We often talk about services such as libraries, leisure service and the street scene as discretionary services, but they form an essential part the quality of life of our places, and in the end—this is the key point—they are the services that people think they are paying their council tax for, so we have an enormous mismatch that is getting bigger. Those two local government stories of effective financial management and sharply declining services, despite efficiencies, go hand in hand. At root, they result from a failure to develop a sustainable model for local government finance.

I have argued for some time that delivering the first five years of austerity did not automatically mean that local government could deliver a second five years of austerity.
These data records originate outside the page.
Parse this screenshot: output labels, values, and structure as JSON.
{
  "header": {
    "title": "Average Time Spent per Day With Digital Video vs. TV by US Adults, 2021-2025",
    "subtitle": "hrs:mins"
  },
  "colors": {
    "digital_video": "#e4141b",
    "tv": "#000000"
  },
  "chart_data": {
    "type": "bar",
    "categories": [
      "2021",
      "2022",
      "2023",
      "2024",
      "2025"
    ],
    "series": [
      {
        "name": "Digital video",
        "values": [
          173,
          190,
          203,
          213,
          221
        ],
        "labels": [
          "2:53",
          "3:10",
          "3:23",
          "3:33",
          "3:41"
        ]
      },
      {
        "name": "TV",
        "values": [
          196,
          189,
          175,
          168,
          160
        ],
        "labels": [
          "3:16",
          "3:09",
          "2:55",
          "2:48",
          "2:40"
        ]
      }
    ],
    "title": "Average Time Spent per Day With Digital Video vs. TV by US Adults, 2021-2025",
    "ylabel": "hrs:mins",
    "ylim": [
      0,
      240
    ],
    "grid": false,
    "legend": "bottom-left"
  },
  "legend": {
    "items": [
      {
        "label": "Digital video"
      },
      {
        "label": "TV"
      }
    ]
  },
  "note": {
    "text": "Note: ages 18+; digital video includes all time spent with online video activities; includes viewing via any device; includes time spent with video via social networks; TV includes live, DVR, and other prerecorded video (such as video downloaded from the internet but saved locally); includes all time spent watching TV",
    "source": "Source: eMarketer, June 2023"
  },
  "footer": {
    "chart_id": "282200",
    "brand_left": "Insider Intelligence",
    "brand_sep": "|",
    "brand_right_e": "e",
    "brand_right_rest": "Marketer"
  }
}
You could not run the same record twice. In fact, the growing pressures on adult and children’s care alone, which make up more than half of local government spending, told us that that was impossible. We could see it; we did not need to look in the crystal ball. We are now seeing the consequences of that undeliverable plan which was put in place.

To their credit, the Government have belatedly recognised that pressure and have put in a further £l billion of short-term funding for the settlement next year, and we should recognise that. However, it is just that—it is short term and one-off. We urgently need a longer-term plan to put local government on a sound footing. You can have a broad base of services and a broad set of funding sources, and you can have a narrow range of services and a narrow range of funding sources, but what does not work is a broad range of services and a narrow range of funding. It is very simple. If we do not sort this out, we will see both effective financial management and services put at risk in the future.

The plan for a sustainable financial system must be a central and core part of the forthcoming spending review. If people ask whether local government is that important, the answer is that it accounts for over a fifth of public spending and deserves central billing in the discussions about the spending review. A key part of that review must of course be the long-awaited Green Paper on adult social care. I say “long awaited” because I think that its publication is now likely to be almost a year late.

Unless there is a fundamental rethink of local government as a whole, I will have real concerns about a number of things that the Government are doing, particularly the fair funding review. I shall set out three of those concerns. First, I have never met a council that thinks that its funding under the formula is fair. This review will open up division at a time when local government needs to work together collaboratively, as we heard earlier. Secondly, it is hard to see how any meaningful redistribution can be made without significantly increased resources. Without them, you damp the system enormously, in which case the question is: why are you doing it in the first place? Thirdly, like other noble Lords, I am seriously concerned at the suggestion that has recently been reported in the Guardian that funding will be redirected away from deprived inner-city areas by removing or reducing the poverty weighting. That, to me, would simply create an instability in one part of local government to help another. It is not the answer. It seems that, without a holistic approach to both the level and the sources of funding for local government, we are heading for real trouble here. I would welcome the Minister’s reassurance on this issue.

Finally, what on earth has happened to devolution? I ask myself whether it is another Brexit casualty. This was brought home to me recently in the work that I am doing as chair of the UK2070 Commission, which is looking at the spatial disparities in this country. If you go on to our new website, you will see a brilliant article by Professor Philip McCann of Sheffield University that demonstrates pretty conclusively that, with the possible exception of Slovakia, the UK is the most geographically unequal country in western Europe—I emphasise: not just a bit but the most. It is also one of the most centralised. The OECD has proved to my satisfaction that there is a clear connection between centralisation and inequality. We need a strong, well-funded local government not just because it delivers vital services but because it plays an essential role in creating a fairer and more prosperous Britain.